Based on more than 300 criteria of doing business in 60 selected regions or countries around the world, the study shows where enterprise competitiveness allows the best return on investment. "The real engines of competitiveness are science, technology, entrepreneurship, finance, logistics, and education," says institute professor Stéphane Garelli, commenting on the yearbook''s findings.
As with the previous study, the 2005 competitiveness scoreboard lead off with the United States, followed by Hong Kong, which jumped from sixth place, and Singapore as number three, which fell one point from last year. Canada has dropped to number five from third place. Chile, on the other hand, sprang from 26th to 19th place and Israel jumped from 33rd to 25th place.
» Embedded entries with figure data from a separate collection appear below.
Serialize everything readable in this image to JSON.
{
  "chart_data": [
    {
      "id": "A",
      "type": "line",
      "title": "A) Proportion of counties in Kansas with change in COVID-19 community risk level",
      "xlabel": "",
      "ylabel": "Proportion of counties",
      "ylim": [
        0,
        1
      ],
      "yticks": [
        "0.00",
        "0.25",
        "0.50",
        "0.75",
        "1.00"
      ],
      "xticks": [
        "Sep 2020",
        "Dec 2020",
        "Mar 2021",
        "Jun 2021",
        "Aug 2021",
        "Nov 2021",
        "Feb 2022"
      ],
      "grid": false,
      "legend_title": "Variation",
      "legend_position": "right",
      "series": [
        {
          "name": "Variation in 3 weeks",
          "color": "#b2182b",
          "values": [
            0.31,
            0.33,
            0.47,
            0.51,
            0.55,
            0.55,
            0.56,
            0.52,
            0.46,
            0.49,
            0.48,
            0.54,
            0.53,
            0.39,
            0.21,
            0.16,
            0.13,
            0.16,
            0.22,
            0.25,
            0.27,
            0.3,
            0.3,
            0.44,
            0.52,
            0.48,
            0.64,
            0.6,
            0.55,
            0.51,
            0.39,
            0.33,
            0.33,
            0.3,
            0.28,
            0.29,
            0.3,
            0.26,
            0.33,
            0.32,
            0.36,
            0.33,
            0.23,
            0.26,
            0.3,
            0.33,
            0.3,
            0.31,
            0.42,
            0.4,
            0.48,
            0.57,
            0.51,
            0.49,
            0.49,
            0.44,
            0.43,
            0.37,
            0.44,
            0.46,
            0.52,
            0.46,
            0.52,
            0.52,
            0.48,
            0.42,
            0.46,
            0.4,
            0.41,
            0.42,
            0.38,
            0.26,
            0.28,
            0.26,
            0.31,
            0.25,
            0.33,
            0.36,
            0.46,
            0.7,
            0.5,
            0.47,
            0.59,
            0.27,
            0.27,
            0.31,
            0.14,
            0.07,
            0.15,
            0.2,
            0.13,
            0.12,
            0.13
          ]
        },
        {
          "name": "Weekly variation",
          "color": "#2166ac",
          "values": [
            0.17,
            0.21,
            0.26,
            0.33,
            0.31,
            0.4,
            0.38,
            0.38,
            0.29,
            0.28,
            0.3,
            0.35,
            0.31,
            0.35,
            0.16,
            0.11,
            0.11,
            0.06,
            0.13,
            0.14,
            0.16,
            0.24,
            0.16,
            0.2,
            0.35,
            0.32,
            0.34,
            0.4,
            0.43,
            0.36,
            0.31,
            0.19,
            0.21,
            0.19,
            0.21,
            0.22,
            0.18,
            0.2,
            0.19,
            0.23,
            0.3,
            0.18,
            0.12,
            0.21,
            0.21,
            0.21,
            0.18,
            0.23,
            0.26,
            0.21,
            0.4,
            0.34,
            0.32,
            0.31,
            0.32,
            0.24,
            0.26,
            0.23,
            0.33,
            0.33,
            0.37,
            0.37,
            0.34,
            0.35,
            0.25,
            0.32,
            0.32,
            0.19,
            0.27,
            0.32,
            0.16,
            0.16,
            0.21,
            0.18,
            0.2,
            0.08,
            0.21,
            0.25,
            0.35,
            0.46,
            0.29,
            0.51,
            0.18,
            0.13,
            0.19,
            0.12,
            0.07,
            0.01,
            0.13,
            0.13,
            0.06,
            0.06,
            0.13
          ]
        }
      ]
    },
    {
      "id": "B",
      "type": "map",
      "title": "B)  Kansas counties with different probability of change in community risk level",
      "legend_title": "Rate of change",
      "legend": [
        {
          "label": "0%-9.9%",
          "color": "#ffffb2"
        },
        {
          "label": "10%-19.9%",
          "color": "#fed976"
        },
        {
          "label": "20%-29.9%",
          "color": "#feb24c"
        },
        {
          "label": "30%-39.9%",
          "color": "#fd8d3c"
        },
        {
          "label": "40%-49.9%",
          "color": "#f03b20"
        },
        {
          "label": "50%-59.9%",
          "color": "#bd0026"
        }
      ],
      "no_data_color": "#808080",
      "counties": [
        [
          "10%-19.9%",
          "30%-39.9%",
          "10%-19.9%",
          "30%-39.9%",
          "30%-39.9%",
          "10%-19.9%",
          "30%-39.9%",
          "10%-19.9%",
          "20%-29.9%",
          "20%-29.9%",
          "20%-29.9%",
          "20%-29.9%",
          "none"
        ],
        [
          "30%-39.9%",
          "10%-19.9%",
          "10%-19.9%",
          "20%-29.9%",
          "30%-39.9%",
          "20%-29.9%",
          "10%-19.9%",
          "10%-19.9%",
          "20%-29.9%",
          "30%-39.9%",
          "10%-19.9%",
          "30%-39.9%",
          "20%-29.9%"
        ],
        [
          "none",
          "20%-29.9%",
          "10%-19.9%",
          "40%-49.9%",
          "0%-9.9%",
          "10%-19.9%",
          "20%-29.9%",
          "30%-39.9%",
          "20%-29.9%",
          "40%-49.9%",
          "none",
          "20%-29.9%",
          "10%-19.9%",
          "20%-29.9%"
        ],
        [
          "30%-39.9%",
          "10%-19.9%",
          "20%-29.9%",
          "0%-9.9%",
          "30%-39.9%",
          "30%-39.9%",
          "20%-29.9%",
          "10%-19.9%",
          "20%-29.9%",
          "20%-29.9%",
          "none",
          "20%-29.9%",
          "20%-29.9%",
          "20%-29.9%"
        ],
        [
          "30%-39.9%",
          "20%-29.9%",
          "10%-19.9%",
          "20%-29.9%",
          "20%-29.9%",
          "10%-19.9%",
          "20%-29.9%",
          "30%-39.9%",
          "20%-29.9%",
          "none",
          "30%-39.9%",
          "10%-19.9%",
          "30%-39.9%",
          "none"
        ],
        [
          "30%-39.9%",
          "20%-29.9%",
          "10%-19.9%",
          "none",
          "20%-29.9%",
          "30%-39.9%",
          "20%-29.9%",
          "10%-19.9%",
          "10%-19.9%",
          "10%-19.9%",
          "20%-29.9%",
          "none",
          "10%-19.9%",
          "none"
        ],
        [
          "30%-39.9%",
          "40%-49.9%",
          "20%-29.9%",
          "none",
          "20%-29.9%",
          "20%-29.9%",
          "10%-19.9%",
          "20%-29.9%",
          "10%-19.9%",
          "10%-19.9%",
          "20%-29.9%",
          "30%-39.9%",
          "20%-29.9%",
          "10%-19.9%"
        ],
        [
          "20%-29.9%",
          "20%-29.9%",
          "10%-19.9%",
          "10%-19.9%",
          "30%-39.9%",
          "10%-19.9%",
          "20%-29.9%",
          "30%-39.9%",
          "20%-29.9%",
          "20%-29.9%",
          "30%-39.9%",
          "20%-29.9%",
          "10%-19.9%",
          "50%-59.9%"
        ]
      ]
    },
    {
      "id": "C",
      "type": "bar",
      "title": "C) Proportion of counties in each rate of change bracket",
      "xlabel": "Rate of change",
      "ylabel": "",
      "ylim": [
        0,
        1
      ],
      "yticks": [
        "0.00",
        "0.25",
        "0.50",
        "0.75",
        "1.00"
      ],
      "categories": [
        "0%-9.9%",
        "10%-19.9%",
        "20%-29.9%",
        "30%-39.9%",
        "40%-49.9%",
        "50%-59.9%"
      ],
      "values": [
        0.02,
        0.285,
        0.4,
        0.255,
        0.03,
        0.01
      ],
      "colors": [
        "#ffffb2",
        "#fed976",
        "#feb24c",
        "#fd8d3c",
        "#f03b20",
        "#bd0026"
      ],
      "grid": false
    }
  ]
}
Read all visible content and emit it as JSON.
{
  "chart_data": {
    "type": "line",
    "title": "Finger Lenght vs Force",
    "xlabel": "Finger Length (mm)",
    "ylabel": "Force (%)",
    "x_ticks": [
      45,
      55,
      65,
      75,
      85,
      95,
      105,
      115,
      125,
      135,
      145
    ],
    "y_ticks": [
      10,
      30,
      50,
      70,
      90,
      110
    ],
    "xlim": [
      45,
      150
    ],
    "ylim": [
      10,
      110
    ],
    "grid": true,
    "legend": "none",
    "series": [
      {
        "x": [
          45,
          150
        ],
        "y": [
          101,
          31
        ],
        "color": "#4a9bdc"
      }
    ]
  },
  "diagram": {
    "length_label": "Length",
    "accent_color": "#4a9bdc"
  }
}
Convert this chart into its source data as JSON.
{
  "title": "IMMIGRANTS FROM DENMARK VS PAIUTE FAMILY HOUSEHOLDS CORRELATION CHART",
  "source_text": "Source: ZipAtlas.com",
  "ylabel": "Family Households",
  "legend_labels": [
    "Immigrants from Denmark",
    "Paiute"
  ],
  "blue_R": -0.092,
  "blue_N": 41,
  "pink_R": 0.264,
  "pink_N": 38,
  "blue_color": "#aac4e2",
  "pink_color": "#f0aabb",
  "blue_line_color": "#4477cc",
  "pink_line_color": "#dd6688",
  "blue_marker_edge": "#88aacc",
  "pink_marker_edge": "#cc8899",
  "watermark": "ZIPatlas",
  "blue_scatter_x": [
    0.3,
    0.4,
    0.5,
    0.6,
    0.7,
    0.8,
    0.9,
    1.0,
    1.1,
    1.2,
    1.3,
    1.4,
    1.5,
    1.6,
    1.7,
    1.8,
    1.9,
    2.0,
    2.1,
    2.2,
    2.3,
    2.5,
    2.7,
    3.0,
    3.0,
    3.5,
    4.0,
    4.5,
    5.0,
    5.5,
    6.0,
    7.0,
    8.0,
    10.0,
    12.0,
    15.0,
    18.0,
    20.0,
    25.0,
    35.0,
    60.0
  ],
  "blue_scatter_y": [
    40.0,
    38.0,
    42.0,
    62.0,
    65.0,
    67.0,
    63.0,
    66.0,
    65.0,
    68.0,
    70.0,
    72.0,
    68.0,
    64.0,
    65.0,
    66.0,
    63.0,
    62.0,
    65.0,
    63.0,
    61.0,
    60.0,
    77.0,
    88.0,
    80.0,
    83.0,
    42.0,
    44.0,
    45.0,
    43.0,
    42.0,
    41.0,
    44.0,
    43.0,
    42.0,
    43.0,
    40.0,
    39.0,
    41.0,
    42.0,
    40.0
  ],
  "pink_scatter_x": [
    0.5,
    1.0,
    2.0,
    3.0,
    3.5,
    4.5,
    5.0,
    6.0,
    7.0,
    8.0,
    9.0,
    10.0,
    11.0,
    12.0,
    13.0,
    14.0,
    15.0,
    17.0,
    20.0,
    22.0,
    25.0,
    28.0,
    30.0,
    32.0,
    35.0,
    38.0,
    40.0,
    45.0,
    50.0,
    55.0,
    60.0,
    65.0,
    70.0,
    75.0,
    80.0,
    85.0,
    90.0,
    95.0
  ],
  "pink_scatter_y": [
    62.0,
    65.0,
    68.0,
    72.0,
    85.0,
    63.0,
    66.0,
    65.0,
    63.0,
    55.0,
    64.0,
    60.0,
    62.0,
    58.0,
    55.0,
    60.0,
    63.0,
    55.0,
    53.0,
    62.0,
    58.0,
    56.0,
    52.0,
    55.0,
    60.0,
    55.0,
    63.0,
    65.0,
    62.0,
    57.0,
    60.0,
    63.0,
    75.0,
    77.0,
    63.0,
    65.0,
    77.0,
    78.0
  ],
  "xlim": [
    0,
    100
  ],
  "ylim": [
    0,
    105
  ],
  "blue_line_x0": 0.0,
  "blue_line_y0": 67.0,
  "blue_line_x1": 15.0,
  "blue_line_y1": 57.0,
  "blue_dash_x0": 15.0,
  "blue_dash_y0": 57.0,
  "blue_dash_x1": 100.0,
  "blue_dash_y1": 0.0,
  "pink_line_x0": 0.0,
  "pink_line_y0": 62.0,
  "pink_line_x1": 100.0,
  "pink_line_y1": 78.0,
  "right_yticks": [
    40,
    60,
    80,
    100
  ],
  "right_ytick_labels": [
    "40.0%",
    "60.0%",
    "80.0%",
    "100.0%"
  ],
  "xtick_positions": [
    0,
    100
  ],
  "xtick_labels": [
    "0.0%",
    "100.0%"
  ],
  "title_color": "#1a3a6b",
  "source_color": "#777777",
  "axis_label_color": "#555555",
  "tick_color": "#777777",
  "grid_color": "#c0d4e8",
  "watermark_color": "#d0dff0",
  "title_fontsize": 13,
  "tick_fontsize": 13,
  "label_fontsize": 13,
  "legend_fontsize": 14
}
Coming in last was Venezuela, preceded by Argentina and Indonesia. Plastics processing powerhouse Germany dropped from the 17th most competitive economy in 2001 to 23rd this year. Specific weaknesses hurting German business are listed as low foreign direct investment, poor economic growth, and a limiting tax system. What the country needs is a reform of its social security and health insurance systems, consolidation of public funding, less state intervention in the economy, more flexible labor agreements, and the development of a financial strategy, the study says.
Garelli says that although taxation remains a contentious point and reason for processors to relocate abroad, politicians often overlook the underlying problem. "The real impact of taxes is on job creation or destruction. As far as competitiveness is concerned, the simplicity of a tax system is just as important as the level of tax per se," he says. "A simpler flat-tax system may be more valuable in the long run than a complex low-tax regime."
Some world regions rated in the study are doing better than their home country. Bavaria, at 18th, ranked ahead of Germany; Lombardy, at 41st, outpaced Italy in 53rd; Catalonia, at 32nd, topped Spain at 35th.